WARSAW (Reuters) - Poland will dismantle a judges' disciplinary chamber as part of wider judiciary reforms in coming months, the government said on Tuesday after the Court of Justice of the European Union ruled that the disciplinary mechanism undercuts EU law.
The long-running dispute over Warsaw's judicial reforms has heated up in recent months, with Brussels demanding that Poland implement an EU court ruling to dissolve the contested chamber for judges, which critics say is politicized, by Aug. 16.
"Poland will continue reforms of the judiciary, also in the area of judges' answerability, aimed at improving the efficiency of this system," the government said in a statement, adding that the scrapping of the chamber for judges would be part of the overhaul.

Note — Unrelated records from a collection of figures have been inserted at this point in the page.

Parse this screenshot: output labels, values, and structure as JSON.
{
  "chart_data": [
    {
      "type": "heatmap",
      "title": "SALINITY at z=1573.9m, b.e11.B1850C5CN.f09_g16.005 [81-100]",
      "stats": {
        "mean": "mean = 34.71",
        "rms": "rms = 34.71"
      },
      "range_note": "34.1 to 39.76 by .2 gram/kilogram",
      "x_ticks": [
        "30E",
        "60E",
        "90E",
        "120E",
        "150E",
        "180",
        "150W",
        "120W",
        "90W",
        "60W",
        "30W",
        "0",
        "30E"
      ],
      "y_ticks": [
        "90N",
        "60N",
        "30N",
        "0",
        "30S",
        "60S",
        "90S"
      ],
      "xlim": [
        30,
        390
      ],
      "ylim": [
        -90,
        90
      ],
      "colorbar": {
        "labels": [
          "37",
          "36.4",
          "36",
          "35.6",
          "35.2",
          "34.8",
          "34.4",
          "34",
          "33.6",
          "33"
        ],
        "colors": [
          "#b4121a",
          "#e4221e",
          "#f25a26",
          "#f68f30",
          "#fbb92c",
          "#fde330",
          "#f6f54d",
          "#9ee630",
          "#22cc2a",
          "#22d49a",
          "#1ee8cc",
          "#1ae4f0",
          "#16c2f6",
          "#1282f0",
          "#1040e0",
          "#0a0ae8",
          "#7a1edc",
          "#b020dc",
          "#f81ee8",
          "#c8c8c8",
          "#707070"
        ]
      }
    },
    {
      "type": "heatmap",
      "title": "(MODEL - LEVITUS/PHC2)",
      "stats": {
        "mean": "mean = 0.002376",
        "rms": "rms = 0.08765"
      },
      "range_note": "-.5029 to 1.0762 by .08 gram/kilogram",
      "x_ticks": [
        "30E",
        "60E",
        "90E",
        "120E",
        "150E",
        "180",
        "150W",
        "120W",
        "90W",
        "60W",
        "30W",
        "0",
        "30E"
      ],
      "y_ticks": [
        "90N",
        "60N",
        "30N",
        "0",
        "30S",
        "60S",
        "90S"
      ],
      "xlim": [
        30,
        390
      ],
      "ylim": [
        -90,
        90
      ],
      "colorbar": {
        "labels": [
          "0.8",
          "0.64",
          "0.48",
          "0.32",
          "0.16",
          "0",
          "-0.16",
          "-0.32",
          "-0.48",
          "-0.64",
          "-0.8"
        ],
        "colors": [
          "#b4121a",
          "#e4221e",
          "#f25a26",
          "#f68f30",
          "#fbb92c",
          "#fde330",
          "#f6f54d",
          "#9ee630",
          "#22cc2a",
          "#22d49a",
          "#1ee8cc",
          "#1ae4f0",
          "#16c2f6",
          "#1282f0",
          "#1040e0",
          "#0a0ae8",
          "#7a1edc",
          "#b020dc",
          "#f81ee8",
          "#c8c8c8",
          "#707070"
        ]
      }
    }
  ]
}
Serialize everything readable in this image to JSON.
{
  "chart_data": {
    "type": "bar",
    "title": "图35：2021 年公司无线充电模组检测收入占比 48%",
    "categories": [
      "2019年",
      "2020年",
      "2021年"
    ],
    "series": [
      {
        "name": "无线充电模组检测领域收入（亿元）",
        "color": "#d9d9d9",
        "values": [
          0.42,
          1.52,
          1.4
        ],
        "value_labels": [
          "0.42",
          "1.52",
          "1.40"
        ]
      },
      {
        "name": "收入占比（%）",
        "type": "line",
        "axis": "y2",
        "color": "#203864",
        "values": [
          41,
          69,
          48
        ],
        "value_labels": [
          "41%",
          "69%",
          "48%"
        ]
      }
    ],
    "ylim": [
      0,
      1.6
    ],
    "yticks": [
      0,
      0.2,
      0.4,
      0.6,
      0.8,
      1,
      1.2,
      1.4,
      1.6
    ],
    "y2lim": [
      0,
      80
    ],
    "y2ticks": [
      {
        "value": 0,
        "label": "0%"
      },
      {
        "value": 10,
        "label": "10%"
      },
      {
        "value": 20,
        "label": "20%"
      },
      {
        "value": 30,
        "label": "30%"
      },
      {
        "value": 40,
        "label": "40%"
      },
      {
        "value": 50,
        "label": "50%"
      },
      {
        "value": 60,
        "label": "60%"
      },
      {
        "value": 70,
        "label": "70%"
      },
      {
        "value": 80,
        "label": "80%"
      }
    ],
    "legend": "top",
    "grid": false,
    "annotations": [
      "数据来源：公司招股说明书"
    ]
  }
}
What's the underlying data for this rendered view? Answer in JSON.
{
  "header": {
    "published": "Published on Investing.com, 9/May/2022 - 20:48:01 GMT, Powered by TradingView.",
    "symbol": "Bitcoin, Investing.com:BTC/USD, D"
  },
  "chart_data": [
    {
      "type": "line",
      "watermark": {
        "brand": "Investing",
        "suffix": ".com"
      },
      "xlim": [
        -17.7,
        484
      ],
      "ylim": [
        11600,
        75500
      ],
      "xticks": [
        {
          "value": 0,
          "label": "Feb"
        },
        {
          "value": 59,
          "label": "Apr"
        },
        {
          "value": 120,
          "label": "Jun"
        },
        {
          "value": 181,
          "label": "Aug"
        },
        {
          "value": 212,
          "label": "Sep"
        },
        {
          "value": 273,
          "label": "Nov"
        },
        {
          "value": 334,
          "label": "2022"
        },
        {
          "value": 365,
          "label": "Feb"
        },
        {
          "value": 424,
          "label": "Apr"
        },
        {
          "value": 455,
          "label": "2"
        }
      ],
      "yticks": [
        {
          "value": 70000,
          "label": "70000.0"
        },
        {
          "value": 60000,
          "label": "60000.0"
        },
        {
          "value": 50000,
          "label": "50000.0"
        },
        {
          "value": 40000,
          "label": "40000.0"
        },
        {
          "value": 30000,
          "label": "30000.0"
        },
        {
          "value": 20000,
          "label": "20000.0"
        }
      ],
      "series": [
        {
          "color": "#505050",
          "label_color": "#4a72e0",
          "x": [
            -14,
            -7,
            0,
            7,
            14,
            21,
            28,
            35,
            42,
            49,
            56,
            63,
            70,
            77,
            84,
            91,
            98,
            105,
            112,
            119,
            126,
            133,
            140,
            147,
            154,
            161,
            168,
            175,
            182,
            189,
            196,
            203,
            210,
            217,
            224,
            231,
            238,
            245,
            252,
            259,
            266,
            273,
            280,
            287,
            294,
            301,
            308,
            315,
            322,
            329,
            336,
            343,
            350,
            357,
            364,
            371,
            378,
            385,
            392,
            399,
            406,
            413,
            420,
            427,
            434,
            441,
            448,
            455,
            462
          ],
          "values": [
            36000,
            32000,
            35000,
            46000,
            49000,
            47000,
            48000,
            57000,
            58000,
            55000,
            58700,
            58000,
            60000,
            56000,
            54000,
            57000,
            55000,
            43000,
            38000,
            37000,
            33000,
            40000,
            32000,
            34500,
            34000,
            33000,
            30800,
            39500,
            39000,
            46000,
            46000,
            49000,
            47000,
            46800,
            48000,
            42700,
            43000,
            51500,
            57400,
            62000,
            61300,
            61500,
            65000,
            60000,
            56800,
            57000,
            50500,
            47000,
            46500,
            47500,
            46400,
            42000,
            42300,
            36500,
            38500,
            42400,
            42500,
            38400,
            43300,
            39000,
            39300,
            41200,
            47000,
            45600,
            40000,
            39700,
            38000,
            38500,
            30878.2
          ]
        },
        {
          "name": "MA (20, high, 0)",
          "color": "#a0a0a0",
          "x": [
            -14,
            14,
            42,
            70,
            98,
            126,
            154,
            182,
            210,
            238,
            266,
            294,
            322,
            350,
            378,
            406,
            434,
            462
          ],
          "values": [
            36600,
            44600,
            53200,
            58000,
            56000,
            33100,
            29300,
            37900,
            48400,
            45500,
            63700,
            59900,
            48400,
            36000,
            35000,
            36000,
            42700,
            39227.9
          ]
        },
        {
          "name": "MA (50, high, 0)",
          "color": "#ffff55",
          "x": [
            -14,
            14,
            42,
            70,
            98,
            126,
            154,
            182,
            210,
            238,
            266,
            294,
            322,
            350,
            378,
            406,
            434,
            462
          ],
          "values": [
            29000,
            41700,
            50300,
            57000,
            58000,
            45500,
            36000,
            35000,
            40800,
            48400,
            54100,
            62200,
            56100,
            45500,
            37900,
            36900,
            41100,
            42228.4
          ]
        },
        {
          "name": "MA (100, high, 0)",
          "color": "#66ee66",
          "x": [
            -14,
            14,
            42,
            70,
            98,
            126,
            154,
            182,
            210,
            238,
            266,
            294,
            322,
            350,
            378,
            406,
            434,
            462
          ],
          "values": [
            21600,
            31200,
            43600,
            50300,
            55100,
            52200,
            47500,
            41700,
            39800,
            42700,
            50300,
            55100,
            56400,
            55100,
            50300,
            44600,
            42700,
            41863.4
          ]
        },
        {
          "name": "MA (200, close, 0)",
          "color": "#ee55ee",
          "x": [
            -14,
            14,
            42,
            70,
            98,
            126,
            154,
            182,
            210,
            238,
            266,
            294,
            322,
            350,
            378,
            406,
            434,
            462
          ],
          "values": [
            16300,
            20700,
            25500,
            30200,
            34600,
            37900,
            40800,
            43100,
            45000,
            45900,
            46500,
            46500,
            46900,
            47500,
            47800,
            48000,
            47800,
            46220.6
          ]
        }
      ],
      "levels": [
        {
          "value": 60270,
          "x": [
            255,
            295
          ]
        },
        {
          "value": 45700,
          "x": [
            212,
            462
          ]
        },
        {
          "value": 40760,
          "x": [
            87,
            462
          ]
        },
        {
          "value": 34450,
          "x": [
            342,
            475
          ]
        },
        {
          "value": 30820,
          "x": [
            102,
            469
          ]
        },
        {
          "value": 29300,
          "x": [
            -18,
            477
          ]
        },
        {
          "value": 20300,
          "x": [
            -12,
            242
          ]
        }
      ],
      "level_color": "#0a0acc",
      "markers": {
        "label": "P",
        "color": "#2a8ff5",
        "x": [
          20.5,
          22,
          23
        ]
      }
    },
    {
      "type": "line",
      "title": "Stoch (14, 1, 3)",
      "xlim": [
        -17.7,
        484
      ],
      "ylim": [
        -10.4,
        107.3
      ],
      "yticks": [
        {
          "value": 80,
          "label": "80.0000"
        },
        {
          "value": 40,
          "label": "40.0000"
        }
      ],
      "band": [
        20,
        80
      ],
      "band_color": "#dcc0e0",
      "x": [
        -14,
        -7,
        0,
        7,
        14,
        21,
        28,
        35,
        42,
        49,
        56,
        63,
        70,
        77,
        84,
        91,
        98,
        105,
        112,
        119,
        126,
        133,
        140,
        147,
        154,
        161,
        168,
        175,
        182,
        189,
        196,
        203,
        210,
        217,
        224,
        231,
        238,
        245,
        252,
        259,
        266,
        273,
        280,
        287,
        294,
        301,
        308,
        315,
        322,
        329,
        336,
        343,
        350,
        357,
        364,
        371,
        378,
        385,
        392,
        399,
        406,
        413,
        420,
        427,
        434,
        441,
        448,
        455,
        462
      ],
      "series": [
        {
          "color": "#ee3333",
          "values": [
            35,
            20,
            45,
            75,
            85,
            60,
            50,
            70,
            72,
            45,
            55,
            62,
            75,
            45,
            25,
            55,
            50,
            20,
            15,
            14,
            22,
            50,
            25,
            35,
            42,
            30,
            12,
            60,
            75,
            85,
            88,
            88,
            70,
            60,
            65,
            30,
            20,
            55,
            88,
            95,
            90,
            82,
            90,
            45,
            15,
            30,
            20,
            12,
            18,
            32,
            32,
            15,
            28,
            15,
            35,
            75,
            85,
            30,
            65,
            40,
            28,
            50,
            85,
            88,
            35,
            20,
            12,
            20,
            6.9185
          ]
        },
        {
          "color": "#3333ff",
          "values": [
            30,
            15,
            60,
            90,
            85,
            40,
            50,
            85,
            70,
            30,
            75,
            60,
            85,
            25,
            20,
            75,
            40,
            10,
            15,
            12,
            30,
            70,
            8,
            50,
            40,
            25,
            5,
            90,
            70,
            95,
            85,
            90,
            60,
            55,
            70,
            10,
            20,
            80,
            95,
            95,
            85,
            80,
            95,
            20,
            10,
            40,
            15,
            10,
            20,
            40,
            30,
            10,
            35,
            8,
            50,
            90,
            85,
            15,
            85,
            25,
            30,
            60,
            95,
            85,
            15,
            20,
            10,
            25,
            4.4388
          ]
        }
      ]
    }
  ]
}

Poland could face financial penalties if it fails to comply with the EU ruling.
Though Poland indicated its intention to dismantle the chamber in the future, the government said in its response to the European Commission on Monday that it would submit a motion to revoke Court of Justice interim measures that could lead to financial penalties if Poland failed to suspend chamber operations in the meantime.
The leader of Poland's ruling Law and Justice (PiS) party this month said that Poland would dissolve the chamber and would put forward plans for an alternative disciplinary system in September.
The European Commission said it had received Poland's response and will now analyse it.
"We are looking into the reply before deciding about possible further steps," a Commission spokesperson told a daily news conference.